I am trying to find how to check if a variable called active is equal to 1. My attempt at the function is below:

function login($email, $password, $mysqli) {
    // Using prepared statements means that SQL injection is not possible. 
    if ($stmt = $mysqli->prepare("SELECT id, username, password, salt, active 
                  FROM members 
                                  WHERE email = ? LIMIT 1")) {
        $stmt->bind_param('s', $email);  // Bind "$email" to parameter.
        $stmt->execute();    // Execute the prepared query.
        $stmt->store_result();

        // get variables from result.
        $stmt->bind_result($user_id, $username, $db_password, $salt, $active);
        $stmt->fetch();

        // hash the password with the unique salt.
        $password = hash('sha512', $password . $salt);
        if ($stmt->num_rows == 1) {

            // If the user exists we check if the account is locked
            // from too many login attempts 
            if (checkbrute($user_id, $mysqli) == true) {
                // Account is locked 
                // Send an email to user saying their account is locked 
                return false;
            } else {
                // Check if the password in the database matches 
                // the password the user submitted.
                if ($db_password == $password) {
                    // Password is correct!
                    // Get the user-agent string of the user.
                    $user_browser = $_SERVER['HTTP_USER_AGENT'];

                    // XSS protection as we might print this value
                    $user_id = preg_replace("/[^0-9]+/", "", $user_id);
                    $_SESSION['user_id'] = $user_id;

                    // XSS protection as we might print this value
                    $username = preg_replace("/[^a-zA-Z0-9_\-]+/", "", $username);

                    $_SESSION['username'] = $username;
                    $_SESSION['login_string'] = hash('sha512', $password . $user_browser);
                } else {
                    // Password is not correct 
                    // We record this attempt in the database 
                    $now = time();
                    if (!$mysqli->query("INSERT INTO login_attempts(user_id, time) 
                                    VALUES ('$user_id', '$now')")) {
                        header("Location: ../error?err=Database error: login_attempts");
                        exit();
                    }

                    return false;
                }
            }
        } else {
            // No user exists. 
            return false;
        }
    } else {
        // Could not create a prepared statement
        header("Location: ../error?err=Database error: cannot prepare statement");
        exit();
    }
}

I assume that where I added active to the $mysqli->prepare statement is correct. What I want to do is if the user got their password correct I would query the MySQL table to see if his account is active(1) or not active(0). If it is set to 0 it logs in with no error. However in my process_login.php file it logs the user in if it is (0) but with index.php?err=1

<?php

include_once 'db_connect.php';
include_once 'functions.php';

sec_session_start(); // Our custom secure way of starting a PHP session.

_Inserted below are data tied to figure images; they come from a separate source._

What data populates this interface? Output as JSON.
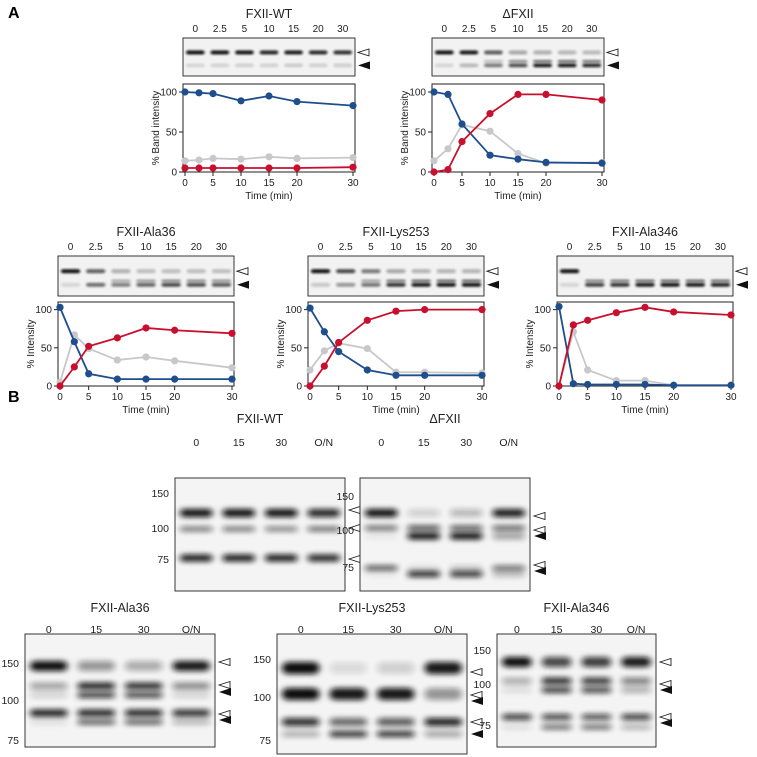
{
  "panel_a": {
    "letter": "A",
    "lanes": [
      "0",
      "2.5",
      "5",
      "10",
      "15",
      "20",
      "30"
    ],
    "xlabel": "Time (min)",
    "ylabel_top": "% Band intensity",
    "ylabel_bottom": "% Intensity",
    "x_ticks": [
      "0",
      "5",
      "10",
      "15",
      "20",
      "30"
    ],
    "y_ticks": [
      "0",
      "50",
      "100"
    ]
  },
  "panel_b": {
    "letter": "B",
    "lanes": [
      "0",
      "15",
      "30",
      "O/N"
    ],
    "mw": [
      "150",
      "100",
      "75"
    ]
  },
  "colors": {
    "blue": "#1f4e8c",
    "red": "#c8102e",
    "gray": "#c8c8cc"
  },
  "chart_data": [
    {
      "type": "line",
      "title": "FXII-WT",
      "xlabel": "Time (min)",
      "ylabel": "% Band intensity",
      "x": [
        0,
        2.5,
        5,
        10,
        15,
        20,
        30
      ],
      "ylim": [
        0,
        100
      ],
      "series": [
        {
          "color": "#1f4e8c",
          "values": [
            100,
            99,
            98,
            89,
            95,
            88,
            83
          ]
        },
        {
          "color": "#c8c8cc",
          "values": [
            14,
            15,
            17,
            16,
            19,
            17,
            18
          ]
        },
        {
          "color": "#c8102e",
          "values": [
            5,
            5,
            5,
            5,
            5,
            5,
            6
          ]
        }
      ]
    },
    {
      "type": "line",
      "title": "ΔFXII",
      "xlabel": "Time (min)",
      "ylabel": "% Band intensity",
      "x": [
        0,
        2.5,
        5,
        10,
        15,
        20,
        30
      ],
      "ylim": [
        0,
        100
      ],
      "series": [
        {
          "color": "#1f4e8c",
          "values": [
            100,
            97,
            60,
            21,
            16,
            12,
            11
          ]
        },
        {
          "color": "#c8c8cc",
          "values": [
            14,
            29,
            59,
            51,
            23,
            11,
            12
          ]
        },
        {
          "color": "#c8102e",
          "values": [
            0,
            3,
            38,
            73,
            97,
            97,
            90
          ]
        }
      ]
    },
    {
      "type": "line",
      "title": "FXII-Ala36",
      "xlabel": "Time (min)",
      "ylabel": "% Intensity",
      "x": [
        0,
        2.5,
        5,
        10,
        15,
        20,
        30
      ],
      "ylim": [
        0,
        100
      ],
      "series": [
        {
          "color": "#1f4e8c",
          "values": [
            103,
            58,
            16,
            9,
            9,
            9,
            9
          ]
        },
        {
          "color": "#c8c8cc",
          "values": [
            5,
            67,
            49,
            34,
            38,
            33,
            24
          ]
        },
        {
          "color": "#c8102e",
          "values": [
            0,
            25,
            52,
            63,
            76,
            73,
            69
          ]
        }
      ]
    },
    {
      "type": "line",
      "title": "FXII-Lys253",
      "xlabel": "Time (min)",
      "ylabel": "% Intensity",
      "x": [
        0,
        2.5,
        5,
        10,
        15,
        20,
        30
      ],
      "ylim": [
        0,
        100
      ],
      "series": [
        {
          "color": "#1f4e8c",
          "values": [
            102,
            71,
            45,
            21,
            14,
            14,
            14
          ]
        },
        {
          "color": "#c8c8cc",
          "values": [
            21,
            46,
            56,
            49,
            18,
            18,
            17
          ]
        },
        {
          "color": "#c8102e",
          "values": [
            0,
            26,
            57,
            86,
            98,
            100,
            100
          ]
        }
      ]
    },
    {
      "type": "line",
      "title": "FXII-Ala346",
      "xlabel": "Time (min)",
      "ylabel": "% Intensity",
      "x": [
        0,
        2.5,
        5,
        10,
        15,
        20,
        30
      ],
      "ylim": [
        0,
        100
      ],
      "series": [
        {
          "color": "#1f4e8c",
          "values": [
            104,
            3,
            2,
            2,
            2,
            1,
            1
          ]
        },
        {
          "color": "#c8c8cc",
          "values": [
            0,
            71,
            21,
            7,
            7,
            1,
            1
          ]
        },
        {
          "color": "#c8102e",
          "values": [
            0,
            80,
            86,
            96,
            103,
            97,
            93
          ]
        }
      ]
    }
  ],
  "blots_b": [
    {
      "title": "FXII-WT"
    },
    {
      "title": "ΔFXII"
    },
    {
      "title": "FXII-Ala36"
    },
    {
      "title": "FXII-Lys253"
    },
    {
      "title": "FXII-Ala346"
    }
  ]
}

if (isset($_POST['email'], $_POST['p'])) {
    $email = filter_input(INPUT_POST, 'email', FILTER_SANITIZE_EMAIL);
    $password = $_POST['p']; // The hashed password.

    if (login($email, $password, $mysqli) == true) {

        // Login success 
        header("Location: ../protected_page.php");

        exit();
    } else {
        // Login failed 
        header('Location: ../index.php?error=1');
        echo $active;
        exit();
    }
} else {
    // The correct POST variables were not sent to this page. 
    header('Location: ../error.php?err=Could not process login');
    exit();
}

When I try to echo the variable $active it returns nothing. Any help is appreciated in advance.

Answer 1

Posting this as a community wiki; I don't want rep for it, nor should there be any made from it.

A: You did not follow that tutorial exactly as it was written.

• http://www.wikihow.com/Create-a-Secure-Login-Script-in-PHP-and-MySQL

since it is obvious that that is where that code comes from; I know it all too well.

You modified some parts of the code and left some out also.

Go back to the tutorial, and follow it " to a T " . You may also have to clear out your present hashes and start over.

Make sure that the table creation was done exactly as shown. If you failed to make the right columns and their proper lengths, then that will fail "silently" on you.

Consult the comments I left under the question also.